Original Late 18th Century Indonesian Parang Knife With Silver Mounted Wood Scabbard

Item Description

Original Item: Only One Available. Now this is a beautiful weapon, often misidentified as being a sword, but there is no evidence of it being used in formal military conflict. The parang is a type of knife used across the Malay archipelago. Although some may argue that it could be called a machete or a chopper as it is a direct variation of the modern machete, its academic status remains as a knife.

Typical vegetation in South East Asia is more woody than in South America, and the parang is therefore optimized for a stronger chopping action with a heavier blade and a "sweet spot" farther forward of the handle; the blade is also beveled more obtusely to prevent it from binding in the cut. This is the same rationale and (in practical terms) the same design as the Indonesian golok and very similar to the Filipino bolo.

The parang blade ranges from 10 to 36 inches (25.4 to 91.44 cm) in length, with this example being 19 inches. The parang has a weight of up to 2 lb (0.9 kg) and the edge usually uses a convex grind. The parang has three different edges: the front is very sharp and used for skinning, the middle is wider and used for chopping, and the back end (near the handle) is very fine and used for carving. A parang handle is normally made out of wood or horn, with a wide end to prevent slips in wet conditions. This handle is made from a lovely dark wood and is free of any extensive damage. The tang of the parang is usually of hidden tang design, but full tang designs are also available.

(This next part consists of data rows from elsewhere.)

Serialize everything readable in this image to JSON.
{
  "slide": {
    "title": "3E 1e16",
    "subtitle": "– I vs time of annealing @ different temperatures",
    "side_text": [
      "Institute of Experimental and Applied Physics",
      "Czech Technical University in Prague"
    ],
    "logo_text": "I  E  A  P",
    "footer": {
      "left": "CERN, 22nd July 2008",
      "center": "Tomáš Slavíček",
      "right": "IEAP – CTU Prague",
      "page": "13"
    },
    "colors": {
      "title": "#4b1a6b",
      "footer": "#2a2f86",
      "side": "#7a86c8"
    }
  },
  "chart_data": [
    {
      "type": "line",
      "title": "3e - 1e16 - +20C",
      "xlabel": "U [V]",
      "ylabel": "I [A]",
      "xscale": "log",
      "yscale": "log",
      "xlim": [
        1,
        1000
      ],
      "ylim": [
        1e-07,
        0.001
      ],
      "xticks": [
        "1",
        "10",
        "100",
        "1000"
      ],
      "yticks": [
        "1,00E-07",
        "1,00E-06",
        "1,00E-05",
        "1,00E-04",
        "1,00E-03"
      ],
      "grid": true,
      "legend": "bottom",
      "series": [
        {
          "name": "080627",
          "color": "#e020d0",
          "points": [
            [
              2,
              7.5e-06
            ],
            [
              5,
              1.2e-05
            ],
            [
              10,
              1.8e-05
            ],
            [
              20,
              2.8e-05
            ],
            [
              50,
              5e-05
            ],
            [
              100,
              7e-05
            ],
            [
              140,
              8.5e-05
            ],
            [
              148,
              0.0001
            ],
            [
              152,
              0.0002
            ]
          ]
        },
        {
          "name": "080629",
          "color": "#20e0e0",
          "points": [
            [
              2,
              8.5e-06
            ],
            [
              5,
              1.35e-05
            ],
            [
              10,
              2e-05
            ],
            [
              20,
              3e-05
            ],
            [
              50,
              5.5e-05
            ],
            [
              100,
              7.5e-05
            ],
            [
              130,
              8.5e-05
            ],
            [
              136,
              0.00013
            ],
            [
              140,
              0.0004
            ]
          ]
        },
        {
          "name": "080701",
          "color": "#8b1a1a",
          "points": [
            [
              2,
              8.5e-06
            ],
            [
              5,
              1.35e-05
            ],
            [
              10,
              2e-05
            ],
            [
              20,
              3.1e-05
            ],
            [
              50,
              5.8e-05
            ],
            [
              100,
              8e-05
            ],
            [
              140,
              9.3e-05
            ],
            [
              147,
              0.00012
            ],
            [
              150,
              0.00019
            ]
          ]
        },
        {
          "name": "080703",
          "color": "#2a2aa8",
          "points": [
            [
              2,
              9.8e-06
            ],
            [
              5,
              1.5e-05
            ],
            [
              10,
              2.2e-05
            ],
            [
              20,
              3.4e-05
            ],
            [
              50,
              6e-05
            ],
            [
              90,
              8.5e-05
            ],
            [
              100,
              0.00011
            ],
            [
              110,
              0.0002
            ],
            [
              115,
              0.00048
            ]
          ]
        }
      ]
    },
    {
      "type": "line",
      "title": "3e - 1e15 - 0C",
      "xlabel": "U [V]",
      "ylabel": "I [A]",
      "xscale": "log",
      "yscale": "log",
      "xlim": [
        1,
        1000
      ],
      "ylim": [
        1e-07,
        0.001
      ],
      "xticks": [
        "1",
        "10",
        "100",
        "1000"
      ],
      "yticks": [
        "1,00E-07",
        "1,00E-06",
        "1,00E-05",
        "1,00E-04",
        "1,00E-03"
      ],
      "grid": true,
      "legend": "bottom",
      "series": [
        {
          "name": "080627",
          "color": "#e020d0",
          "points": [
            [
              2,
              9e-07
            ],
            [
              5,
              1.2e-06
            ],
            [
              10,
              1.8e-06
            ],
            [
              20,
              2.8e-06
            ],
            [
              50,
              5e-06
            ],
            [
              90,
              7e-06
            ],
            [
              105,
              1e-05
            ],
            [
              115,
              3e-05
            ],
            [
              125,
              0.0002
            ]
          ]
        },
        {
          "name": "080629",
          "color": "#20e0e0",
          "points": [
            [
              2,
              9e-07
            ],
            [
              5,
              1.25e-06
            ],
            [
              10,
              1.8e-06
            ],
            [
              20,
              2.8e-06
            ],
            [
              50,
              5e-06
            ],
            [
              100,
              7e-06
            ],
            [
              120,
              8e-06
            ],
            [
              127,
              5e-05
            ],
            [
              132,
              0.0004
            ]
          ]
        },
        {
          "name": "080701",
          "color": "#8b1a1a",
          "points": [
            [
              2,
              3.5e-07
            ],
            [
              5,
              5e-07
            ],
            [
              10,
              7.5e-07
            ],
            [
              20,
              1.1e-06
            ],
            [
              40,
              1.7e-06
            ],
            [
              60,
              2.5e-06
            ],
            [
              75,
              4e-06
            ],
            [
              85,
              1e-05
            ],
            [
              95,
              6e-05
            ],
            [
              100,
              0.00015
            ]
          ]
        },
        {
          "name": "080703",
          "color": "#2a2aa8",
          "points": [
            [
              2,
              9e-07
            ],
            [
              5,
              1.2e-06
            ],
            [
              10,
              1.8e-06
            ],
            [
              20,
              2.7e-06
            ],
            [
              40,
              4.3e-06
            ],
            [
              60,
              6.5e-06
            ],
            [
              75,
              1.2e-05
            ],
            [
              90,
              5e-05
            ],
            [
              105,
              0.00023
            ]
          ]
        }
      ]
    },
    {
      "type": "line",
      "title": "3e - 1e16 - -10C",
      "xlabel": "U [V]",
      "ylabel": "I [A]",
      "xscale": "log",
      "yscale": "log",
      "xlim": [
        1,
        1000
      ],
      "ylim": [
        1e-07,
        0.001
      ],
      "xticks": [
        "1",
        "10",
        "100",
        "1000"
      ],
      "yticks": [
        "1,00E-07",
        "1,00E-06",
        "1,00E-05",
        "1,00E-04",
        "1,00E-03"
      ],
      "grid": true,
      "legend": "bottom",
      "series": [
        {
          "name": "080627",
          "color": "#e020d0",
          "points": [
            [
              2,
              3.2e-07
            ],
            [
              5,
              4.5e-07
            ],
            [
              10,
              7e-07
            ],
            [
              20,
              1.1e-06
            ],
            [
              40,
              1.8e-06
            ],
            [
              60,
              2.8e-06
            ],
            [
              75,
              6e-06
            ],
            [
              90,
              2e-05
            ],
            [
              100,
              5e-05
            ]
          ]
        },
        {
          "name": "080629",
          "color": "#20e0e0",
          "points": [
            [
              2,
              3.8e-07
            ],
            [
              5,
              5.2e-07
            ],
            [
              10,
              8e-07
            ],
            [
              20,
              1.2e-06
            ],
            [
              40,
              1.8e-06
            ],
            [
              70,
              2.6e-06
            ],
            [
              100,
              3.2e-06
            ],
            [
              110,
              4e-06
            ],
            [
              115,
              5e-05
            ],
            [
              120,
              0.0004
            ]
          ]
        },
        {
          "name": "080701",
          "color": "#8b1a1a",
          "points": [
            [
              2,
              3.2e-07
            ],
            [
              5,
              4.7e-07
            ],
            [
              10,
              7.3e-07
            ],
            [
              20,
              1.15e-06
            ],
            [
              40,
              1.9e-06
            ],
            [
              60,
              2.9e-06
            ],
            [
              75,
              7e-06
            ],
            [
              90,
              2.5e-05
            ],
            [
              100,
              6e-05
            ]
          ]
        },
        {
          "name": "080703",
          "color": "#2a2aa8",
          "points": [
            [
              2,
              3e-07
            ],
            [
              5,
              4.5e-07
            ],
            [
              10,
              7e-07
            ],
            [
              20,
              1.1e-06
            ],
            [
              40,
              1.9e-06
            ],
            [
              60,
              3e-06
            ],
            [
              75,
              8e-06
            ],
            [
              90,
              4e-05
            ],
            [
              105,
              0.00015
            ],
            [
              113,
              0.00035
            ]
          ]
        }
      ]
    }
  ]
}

The scabbard is original to the knife and is covered with lovely ornamental silvered and copper fittings. The scabbard measures approximately 19 ½” with most of the fittings still tight to the wood, though there is shrinkage present and the central band is loose.

Like the machete, the parang is frequently used in the jungle as well as being a tool for making housing, furniture, and tools. The parang has been noted in John "Lofty" Wiseman's SAS Survival Handbook for this use. Wiseman points out that by grinding three different angles in three separate regions along the Parang blade—a narrow angle at the tip for skinning and fine cutting work; a wide, chopping blade angle along the bow in the blade for ax work, and an all-purpose hunting/survival knife angle along the edge nearest the handle for general purpose work—the parang becomes a very useful, and compact all-purpose tool in the bush.

Parang are recorded being used in attacks against the British and Japanese. They are typically carried as weapons by gang members and robbers in Malaysia, Singapore, India, and Sri Lanka, due to these countries having strict gun laws.

Parangs were used by North Borneo guerillas against the Japanese in the Jesselton Revolt during the Japanese occupation of British Borneo.

A lovely item that comes more than ready for further research and display.